To sum up, IPv6 autoconfiguration is deactivated, br0 run over the physical schema at the top of this question with STF enabled over IP network 192.168.88.0/21. Bridge br1 is set to not flood the network and not learn from incoming frames. Also, STP and ARP are deactivated. Instead, "routing/switching" tables needed by the bridge and the IP protocol are manually set when the bridge is setup and no broadcast is necessary to use the network, which would result in a L2 storm. This allows setting up two IPs networks: one (192.168.0.0) sends packets directly from a host to another using a single Ethernet link, the second (192.168.1.0) send packets indirectly from a host to another, i.e., via the third host. This means that not only if 1 Ethernet link is down, any pair of hosts can still contact another (High Availability) but also if all links are working, there are two 10Gb links between any pair of hosts (Aggregation). For the indirect IP network to work, all nodes also need the nft rules below:

/etc/nftables.conf:

#!/usr/sbin/nft -f

flush ruleset

table inet filter {
        chain input {
                type filter hook input priority filter;
        }
        chain forward {
                type filter hook forward priority filter;
        }
        chain output {
                type filter hook output priority filter;
        }
}

table ip iptable {
        chain forward {
                type filter hook forward priority -300; policy accept;
                iif != br drop
        }

        chain prerouting {
                type filter hook prerouting priority -300; policy accept;
                ip daddr 192.168.1.2 ip daddr set 192.168.0.2 ip saddr set 192.168.1.3 accept
                ip daddr 192.168.1.3 ip daddr set 192.168.0.3 ip saddr set 192.168.1.2 accept
        }
}

On top of the iSCSI setup I run over this topology (see this question managed by pacemaker and corosync, I run a Proxmox cluster of 3 nodes on top of IP network 192.168.88.0/21 over br0.

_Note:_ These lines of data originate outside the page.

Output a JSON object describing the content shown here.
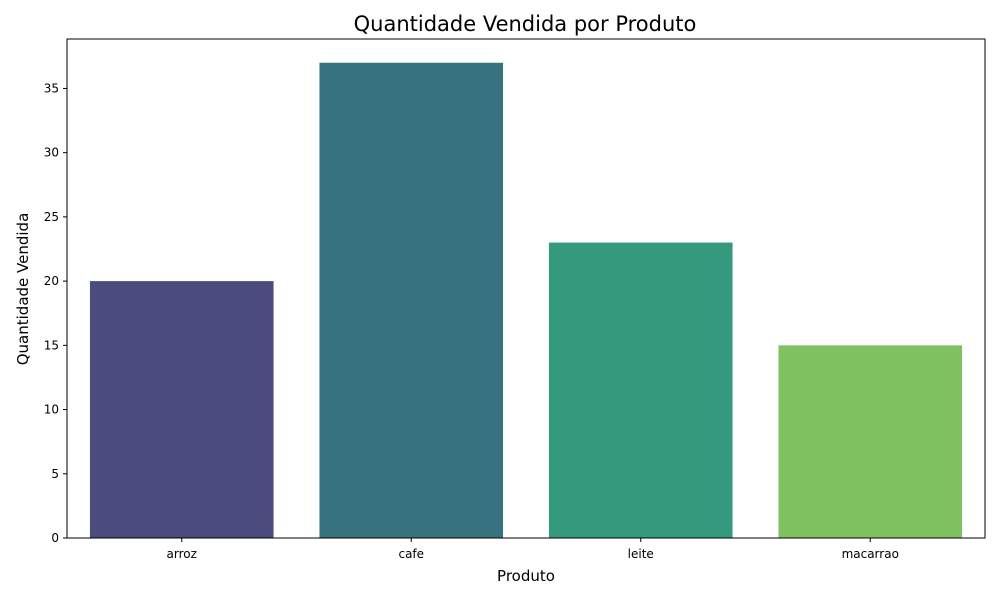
{
  "chart_data": {
    "type": "bar",
    "title": "Quantidade Vendida por Produto",
    "xlabel": "Produto",
    "ylabel": "Quantidade Vendida",
    "categories": [
      "arroz",
      "cafe",
      "leite",
      "macarrao"
    ],
    "values": [
      20,
      37,
      23,
      15
    ],
    "colors": [
      "#4a4c7d",
      "#37727f",
      "#35997e",
      "#80c262"
    ],
    "ylim": [
      0,
      38.85
    ],
    "yticks": [
      0,
      5,
      10,
      15,
      20,
      25,
      30,
      35
    ],
    "grid": false,
    "legend": "none"
  }
}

I find that if I reboot one of the nodes, the interfaces are very unstable and pings from a node to another via 192.168.64.0/22 or 192.168.68.0/22 begin to fail without ever recovering until I restart all interfaces (eno4 and eno5), bridges (br0 and br1) as well as vlan-tagged interfaces (eno4.4, eno4.6, eno5.4, eno5.6) using ifdown and ifup. Quite often, the connection drops again more or less quickly anyway. When pings fail via 192.168.64.0/22 or 192.168.68.0/22, they still work as expected via 192.168.88.0/21. It tends to be better when I shutdown services corosync and pve-cluster on all nodes, then restart all their network interfaces, but I cannot reliably reproduce this "fix". I could not find useful info on what is happening in the logs that would help me identify the issue, but it feels it has to do with pacemaker. Does anyone have a clue on where to look?